CPUs run machine code. A C compiler can make machine code for you from C source, vs. with assembly language you're making all the important decisions yourself.
The most important factor is that Bubble Sort is a bad algorithm you should basically never use, especially when you care about performance (Why bubble sort is not efficient?). (Only sometimes if you care about tiny code size, like code golf Sort an Integer List).
Other than that, if you know exactly what you're doing in asm, it will never be slower than C, and you can control micro-optimization choices like the ones that led to GCC making a very slower bubble sort when trying to auto-vectorize. See Bubble sort slower with -O3 than -O2 with GCC for the details of that case.
But if you don't know asm and CPU architecture in that level of detail, you're unlikely to improve on compiler output.
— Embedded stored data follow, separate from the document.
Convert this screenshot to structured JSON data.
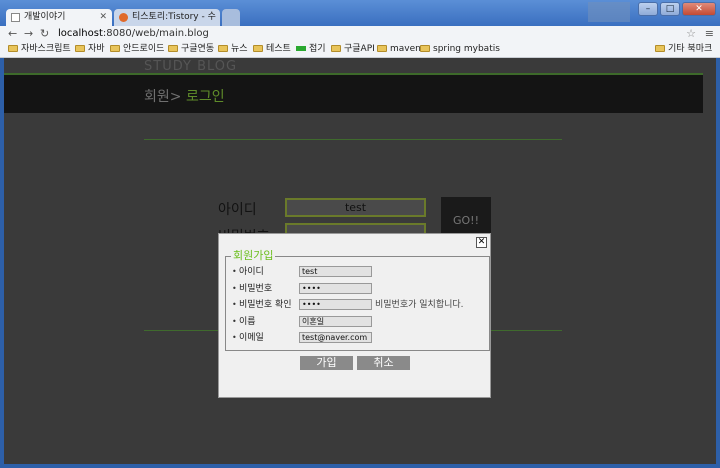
{
  "browser": {
    "tabs": [
      {
        "title": "개발이야기",
        "active": true
      },
      {
        "title": "티스토리:Tistory - 수",
        "active": false
      }
    ],
    "address": {
      "host": "localhost",
      "rest": ":8080/web/main.blog"
    },
    "bookmarks": [
      "자바스크립트",
      "자바",
      "안드로이드",
      "구글연동",
      "뉴스",
      "테스트",
      "접기",
      "구글API",
      "maven",
      "spring mybatis"
    ],
    "other_bookmarks": "기타 북마크"
  },
  "page": {
    "site_title": "STUDY BLOG",
    "breadcrumb": {
      "parent": "회원>",
      "current": " 로그인"
    },
    "login": {
      "id_label": "아이디",
      "pw_label": "비밀번호",
      "id_value": "test",
      "go_label": "GO!!"
    }
  },
  "modal": {
    "close": "✕",
    "legend": "회원가입",
    "fields": [
      {
        "label": "아이디",
        "value": "test"
      },
      {
        "label": "비밀번호",
        "value": "••••"
      },
      {
        "label": "비밀번호 확인",
        "value": "••••",
        "hint": "비밀번호가 일치합니다."
      },
      {
        "label": "이름",
        "value": "이혼일"
      },
      {
        "label": "이메일",
        "value": "test@naver.com"
      }
    ],
    "join_label": "가입",
    "cancel_label": "취소"
  },
  "colors": {
    "accent_green": "#6bbf1b",
    "modal_bg": "#f0f0f0",
    "page_dim": "#3a3a3a"
  }
}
There is no "generally" that's true across all CPU (micro-)architectures and all programmer skill-levels.
Related: Why does C++ code for testing the Collatz conjecture run faster than hand-written assembly? - another example of the kinds of beginner mistakes that can make your asm even slower than a debug build of a C program.
If you cared about making a sort function run fast, the first thing you'd change would be the algorithm, to Insertion Sort or something. Or a SIMD sorting network, especially if you're writing in non-portable assembly language in the first place.
So this question only makes sense if there's something forcing you to use a bad algorithm like Bubble Sort. Or if you aren't aiming for performance in the first place and are making arbitrary choices of algorithm. Or don't know that Bubble Sort is slow, in which case we should definitely make pessimistic assumptions about programmer skill at assembly language. (Assembly language performance is even more sensitive than most languages to programmer skill at optimizing.)
But if someone forced you to spend time optimizing Bubble Sort, with asm you could probably optimize the case where an element bubbles a long way, maybe avoiding a store/reload as part of a loop-carried dependency chain. But you could probably do the same thing in C with a tmp variable, so IDK whether to count it.
You'd only think of doing that in C if you were aware of the asm / CPU-architecture reasons for it, but often you can get a compiler to generate the efficient asm you want by changing the C. That's usually best because it's still portable C.